In the absence of S9 -mix, the substance was tested up to the cytotoxic concentration of 160 μg/mL for a 6 h exposure time with a 24 h fixation time. The substance did not induce a statistically significant or biologically relevant increase in the number of cells with chromosome aberrations in the absence of S9-mix. In the presence of S9 -mix, the substance did induce a statistically significant dose-dependent increase in the number of cells with chromosome aberrations. No effects of the substance on the number of polyploid cells were observed both in the absence and presence of S9-mix. Finally, it is concluded that the substance is clastogenic in cultured Chinese hamster lung fibroblast cell line (CHL/IU cells) in the presence of S9-mix.

Mouse lymphoma Assay (OECD TG 490):

The mouse lymphoma assay with the substance was conducted according to OECD 490 guideline and GLP principles.

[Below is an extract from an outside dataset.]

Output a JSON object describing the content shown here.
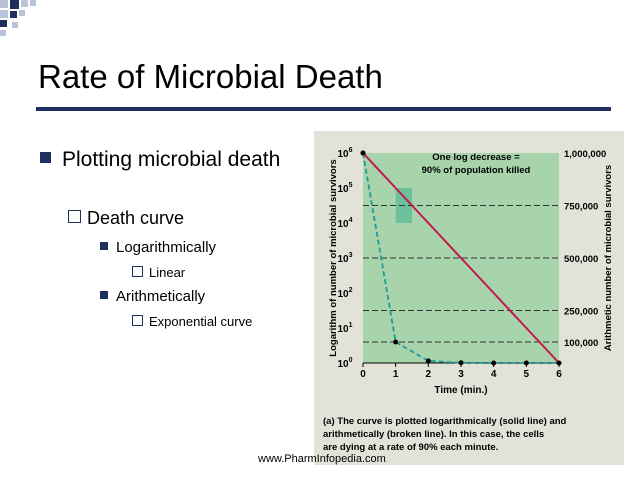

In the 4 hours exposure period, the substance was tested up to and including concentrations of 40 and 70 μg/mL in the absence and presence of S9-mix, respectively. The incubation time was 4 hours. The relative suspension growth (RSG) was 13 and 10% in the absence and presence of S9-mix, respectively. In the 24 -hours exposure period in the absence of S9 -mix, the substance was tested up to and including of a concentration of 50 μg/mL. The RSG was reduced to 12%.

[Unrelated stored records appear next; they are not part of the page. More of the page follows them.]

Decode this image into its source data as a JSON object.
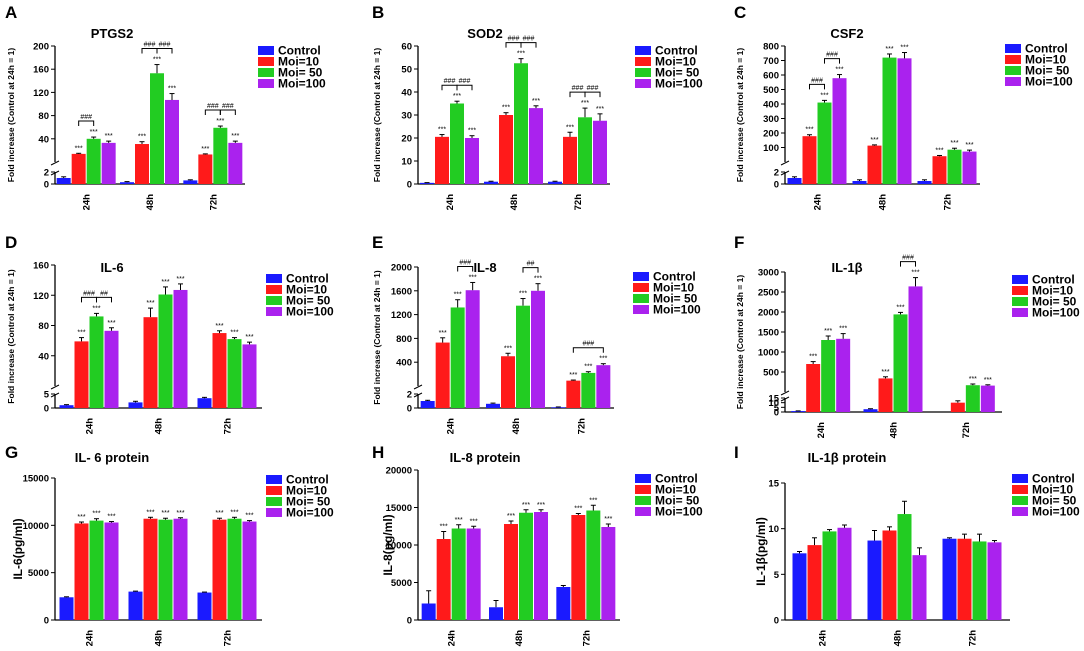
{
  "figure": {
    "legend_labels": [
      "Control",
      "Moi=10",
      "Moi= 50",
      "Moi=100"
    ],
    "colors": [
      "#1a1aff",
      "#ff1a1a",
      "#22cc22",
      "#aa22ee"
    ]
  },
  "chart_data": [
    {
      "panel": "A",
      "title": "PTGS2",
      "type": "bar",
      "broken_axis": true,
      "ylabel": "Fold increase (Control at 24h = 1)",
      "categories": [
        "24h",
        "48h",
        "72h"
      ],
      "lower_ticks": [
        0,
        2
      ],
      "upper_ticks": [
        40,
        80,
        120,
        160,
        200
      ],
      "series": [
        {
          "name": "Control",
          "values": [
            1,
            0.3,
            0.6
          ],
          "errors": [
            0.2,
            0.1,
            0.1
          ]
        },
        {
          "name": "Moi=10",
          "values": [
            14,
            31,
            13
          ],
          "errors": [
            1,
            4,
            1
          ]
        },
        {
          "name": "Moi= 50",
          "values": [
            40,
            153,
            59
          ],
          "errors": [
            3,
            15,
            3
          ]
        },
        {
          "name": "Moi=100",
          "values": [
            33,
            107,
            33
          ],
          "errors": [
            3,
            11,
            3
          ]
        }
      ],
      "labels": [
        "***",
        "***",
        "***",
        "***",
        "***",
        "***",
        "***",
        "***",
        "***"
      ],
      "brackets": [
        {
          "group": 0,
          "from": 1,
          "to": 2,
          "text": "###"
        },
        {
          "group": 1,
          "from": 1,
          "to": 2,
          "text": "###"
        },
        {
          "group": 1,
          "from": 2,
          "to": 3,
          "text": "###"
        },
        {
          "group": 2,
          "from": 1,
          "to": 2,
          "text": "###"
        },
        {
          "group": 2,
          "from": 2,
          "to": 3,
          "text": "###"
        }
      ]
    },
    {
      "panel": "B",
      "title": "SOD2",
      "type": "bar",
      "broken_axis": false,
      "ylabel": "Fold increase (Control at 24h = 1)",
      "categories": [
        "24h",
        "48h",
        "72h"
      ],
      "ticks": [
        0,
        10,
        20,
        30,
        40,
        50,
        60
      ],
      "ylim": [
        0,
        60
      ],
      "series": [
        {
          "name": "Control",
          "values": [
            0.5,
            1,
            1
          ],
          "errors": [
            0.1,
            0.2,
            0.2
          ]
        },
        {
          "name": "Moi=10",
          "values": [
            20.5,
            30,
            20.5
          ],
          "errors": [
            1,
            1,
            2
          ]
        },
        {
          "name": "Moi= 50",
          "values": [
            35,
            52.5,
            29
          ],
          "errors": [
            1,
            2,
            4
          ]
        },
        {
          "name": "Moi=100",
          "values": [
            20,
            33,
            27.5
          ],
          "errors": [
            1,
            1,
            3
          ]
        }
      ],
      "labels": [
        "***",
        "***",
        "***",
        "***",
        "***",
        "***",
        "***",
        "***",
        "***"
      ],
      "brackets": [
        {
          "group": 0,
          "from": 1,
          "to": 2,
          "text": "###"
        },
        {
          "group": 0,
          "from": 2,
          "to": 3,
          "text": "###"
        },
        {
          "group": 1,
          "from": 1,
          "to": 2,
          "text": "###"
        },
        {
          "group": 1,
          "from": 2,
          "to": 3,
          "text": "###"
        },
        {
          "group": 2,
          "from": 1,
          "to": 2,
          "text": "###"
        },
        {
          "group": 2,
          "from": 2,
          "to": 3,
          "text": "###"
        }
      ]
    },
    {
      "panel": "C",
      "title": "CSF2",
      "type": "bar",
      "broken_axis": true,
      "ylabel": "Fold increase (Control at 24h = 1)",
      "categories": [
        "24h",
        "48h",
        "72h"
      ],
      "lower_ticks": [
        0,
        2
      ],
      "upper_ticks": [
        100,
        200,
        300,
        400,
        500,
        600,
        700,
        800
      ],
      "series": [
        {
          "name": "Control",
          "values": [
            1,
            0.5,
            0.5
          ],
          "errors": [
            0.2,
            0.2,
            0.2
          ]
        },
        {
          "name": "Moi=10",
          "values": [
            178,
            113,
            40
          ],
          "errors": [
            10,
            5,
            5
          ]
        },
        {
          "name": "Moi= 50",
          "values": [
            410,
            720,
            85
          ],
          "errors": [
            15,
            25,
            10
          ]
        },
        {
          "name": "Moi=100",
          "values": [
            578,
            715,
            72
          ],
          "errors": [
            25,
            40,
            10
          ]
        }
      ],
      "labels": [
        "***",
        "***",
        "***",
        "***",
        "***",
        "***",
        "***",
        "***",
        "***"
      ],
      "brackets": [
        {
          "group": 0,
          "from": 1,
          "to": 2,
          "text": "###"
        },
        {
          "group": 0,
          "from": 2,
          "to": 3,
          "text": "###"
        }
      ]
    },
    {
      "panel": "D",
      "title": "IL-6",
      "type": "bar",
      "broken_axis": true,
      "ylabel": "Fold increase (Control at 24h = 1)",
      "categories": [
        "24h",
        "48h",
        "72h"
      ],
      "lower_ticks": [
        0,
        5
      ],
      "upper_ticks": [
        40,
        80,
        120,
        160
      ],
      "series": [
        {
          "name": "Control",
          "values": [
            1,
            2,
            3.5
          ],
          "errors": [
            0.2,
            0.4,
            0.3
          ]
        },
        {
          "name": "Moi=10",
          "values": [
            59,
            91,
            70
          ],
          "errors": [
            5,
            12,
            3
          ]
        },
        {
          "name": "Moi= 50",
          "values": [
            92,
            121,
            62
          ],
          "errors": [
            4,
            10,
            2
          ]
        },
        {
          "name": "Moi=100",
          "values": [
            73,
            127,
            55
          ],
          "errors": [
            4,
            8,
            3
          ]
        }
      ],
      "labels": [
        "***",
        "***",
        "***",
        "***",
        "***",
        "***",
        "***",
        "***",
        "***"
      ],
      "brackets": [
        {
          "group": 0,
          "from": 1,
          "to": 2,
          "text": "###"
        },
        {
          "group": 0,
          "from": 2,
          "to": 3,
          "text": "##"
        }
      ]
    },
    {
      "panel": "E",
      "title": "IL-8",
      "type": "bar",
      "broken_axis": true,
      "ylabel": "Fold increase (Control at 24h = 1)",
      "categories": [
        "24h",
        "48h",
        "72h"
      ],
      "lower_ticks": [
        0,
        2
      ],
      "upper_ticks": [
        400,
        800,
        1200,
        1600,
        2000
      ],
      "series": [
        {
          "name": "Control",
          "values": [
            1,
            0.6,
            0.1
          ],
          "errors": [
            0.1,
            0.1,
            0.05
          ]
        },
        {
          "name": "Moi=10",
          "values": [
            730,
            500,
            90
          ],
          "errors": [
            80,
            50,
            10
          ]
        },
        {
          "name": "Moi= 50",
          "values": [
            1320,
            1350,
            220
          ],
          "errors": [
            130,
            120,
            20
          ]
        },
        {
          "name": "Moi=100",
          "values": [
            1610,
            1600,
            350
          ],
          "errors": [
            130,
            120,
            25
          ]
        }
      ],
      "labels": [
        "***",
        "***",
        "***",
        "***",
        "***",
        "***",
        "***",
        "***",
        "***"
      ],
      "brackets": [
        {
          "group": 0,
          "from": 2,
          "to": 3,
          "text": "###"
        },
        {
          "group": 1,
          "from": 2,
          "to": 3,
          "text": "##"
        },
        {
          "group": 2,
          "from": 1,
          "to": 3,
          "text": "###"
        }
      ]
    },
    {
      "panel": "F",
      "title": "IL-1β",
      "type": "bar",
      "broken_axis": true,
      "ylabel": "Fold increase (Control at 24h = 1)",
      "categories": [
        "24h",
        "48h",
        "72h"
      ],
      "lower_ticks": [
        0,
        5,
        10,
        15
      ],
      "upper_ticks": [
        500,
        1000,
        1500,
        2000,
        2500,
        3000
      ],
      "series": [
        {
          "name": "Control",
          "values": [
            1,
            3,
            0
          ],
          "errors": [
            0.2,
            0.5,
            0
          ]
        },
        {
          "name": "Moi=10",
          "values": [
            700,
            340,
            10
          ],
          "errors": [
            60,
            40,
            2
          ]
        },
        {
          "name": "Moi= 50",
          "values": [
            1300,
            1940,
            170
          ],
          "errors": [
            100,
            50,
            30
          ]
        },
        {
          "name": "Moi=100",
          "values": [
            1330,
            2640,
            160
          ],
          "errors": [
            130,
            220,
            20
          ]
        }
      ],
      "labels": [
        "***",
        "***",
        "***",
        "***",
        "***",
        "***",
        "",
        "***",
        "***"
      ],
      "brackets": [
        {
          "group": 1,
          "from": 2,
          "to": 3,
          "text": "###"
        }
      ]
    },
    {
      "panel": "G",
      "title": "IL- 6 protein",
      "type": "bar",
      "broken_axis": false,
      "ylabel": "IL-6(pg/ml)",
      "categories": [
        "24h",
        "48h",
        "72h"
      ],
      "ticks": [
        0,
        5000,
        10000,
        15000
      ],
      "ylim": [
        0,
        15000
      ],
      "series": [
        {
          "name": "Control",
          "values": [
            2400,
            3000,
            2900
          ],
          "errors": [
            50,
            50,
            50
          ]
        },
        {
          "name": "Moi=10",
          "values": [
            10200,
            10700,
            10600
          ],
          "errors": [
            150,
            150,
            150
          ]
        },
        {
          "name": "Moi= 50",
          "values": [
            10500,
            10600,
            10700
          ],
          "errors": [
            200,
            150,
            150
          ]
        },
        {
          "name": "Moi=100",
          "values": [
            10300,
            10700,
            10400
          ],
          "errors": [
            100,
            100,
            100
          ]
        }
      ],
      "labels": [
        "***",
        "***",
        "***",
        "***",
        "***",
        "***",
        "***",
        "***",
        "***"
      ],
      "brackets": []
    },
    {
      "panel": "H",
      "title": "IL-8 protein",
      "type": "bar",
      "broken_axis": false,
      "ylabel": "IL-8(pg/ml)",
      "categories": [
        "24h",
        "48h",
        "72h"
      ],
      "ticks": [
        0,
        5000,
        10000,
        15000,
        20000
      ],
      "ylim": [
        0,
        20000
      ],
      "series": [
        {
          "name": "Control",
          "values": [
            2200,
            1700,
            4400
          ],
          "errors": [
            1700,
            900,
            200
          ]
        },
        {
          "name": "Moi=10",
          "values": [
            10800,
            12800,
            14000
          ],
          "errors": [
            1000,
            400,
            200
          ]
        },
        {
          "name": "Moi= 50",
          "values": [
            12200,
            14300,
            14600
          ],
          "errors": [
            500,
            400,
            700
          ]
        },
        {
          "name": "Moi=100",
          "values": [
            12200,
            14400,
            12400
          ],
          "errors": [
            300,
            300,
            400
          ]
        }
      ],
      "labels": [
        "***",
        "***",
        "***",
        "***",
        "***",
        "***",
        "***",
        "***",
        "***"
      ],
      "brackets": []
    },
    {
      "panel": "I",
      "title": "IL-1β protein",
      "type": "bar",
      "broken_axis": false,
      "ylabel": "IL-1β(pg/ml)",
      "categories": [
        "24h",
        "48h",
        "72h"
      ],
      "ticks": [
        0,
        5,
        10,
        15
      ],
      "ylim": [
        0,
        15
      ],
      "series": [
        {
          "name": "Control",
          "values": [
            7.3,
            8.7,
            8.9
          ],
          "errors": [
            0.2,
            1.1,
            0.1
          ]
        },
        {
          "name": "Moi=10",
          "values": [
            8.2,
            9.8,
            8.9
          ],
          "errors": [
            0.8,
            0.4,
            0.5
          ]
        },
        {
          "name": "Moi= 50",
          "values": [
            9.7,
            11.6,
            8.6
          ],
          "errors": [
            0.2,
            1.4,
            0.8
          ]
        },
        {
          "name": "Moi=100",
          "values": [
            10.1,
            7.1,
            8.5
          ],
          "errors": [
            0.3,
            0.8,
            0.2
          ]
        }
      ],
      "labels": [],
      "brackets": []
    }
  ]
}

Positive control chemicals, ethylmethanesulphonate and cyclophosphamide induced appropriate responses.

In the absence and presence of S9-mix, the substance did not induce a significant increase in the mutation frequency. It is concluded that the substance is not mutagenic in the mouse lymphoma L5178Y test system.

In vivo test (OECD TG 474):

In an in vivo micronucleus study, male mice were exposed to 150, 300 and 600 mg/kg bw of the substance, performed equivalent to OECD 474 guideline and GLP principles. Based on the results of the range finding test in which clinical signs of hunched posture, lethargy, ataxia, ptosis, decreased respiration and labored respiration were observed at 1000 mg/kg. One of the animals dosed at 1000 mg/kg exceeded the severity band therefore was killed in extremis. The dose level was decreased to 800mg/kg and the clinical signs of hunched posture, ptosis, ataxia and tiptoe gait were observed. The clinical signs were considered to be too severe and therefore the dose level was reduced to 600 mg/kg. The following clinical signs were observed, hunched posture, and ptosis. This was selected as the considered maximum tolerated dose level and the main test was initiated using this dose level. At this dose levels and below there were no premature deaths in any of the dose groups. Clinical signs of toxicity were observed at 600 mg/kg bw (24 and 48-hour) and included hunched posture and ptosis. There was no evidence of any significant increases in the incidence of micronucleated polychromatic erythrocytes in animals dosed with the test substance when compared to the vehicle control group. The positive control group showed a marked increase in the incidence of micronucleated polychromatic erythrocytes hence confirming the sensitivity of the system to the known mutagenic activity of cyclophosphamide under the conditions of the test. It is concluded that the substance is not mutagenic in the mouse micronucleus assay.

Justification for classification or non-classification

Based on the results of the negative Ames test, negative Mouse lymphoma assay and the negative in vivo micronucleus study, the substance does not have to be classified for genotoxicity in accordance with Regulation (EC) No 1272/2008 and GHS.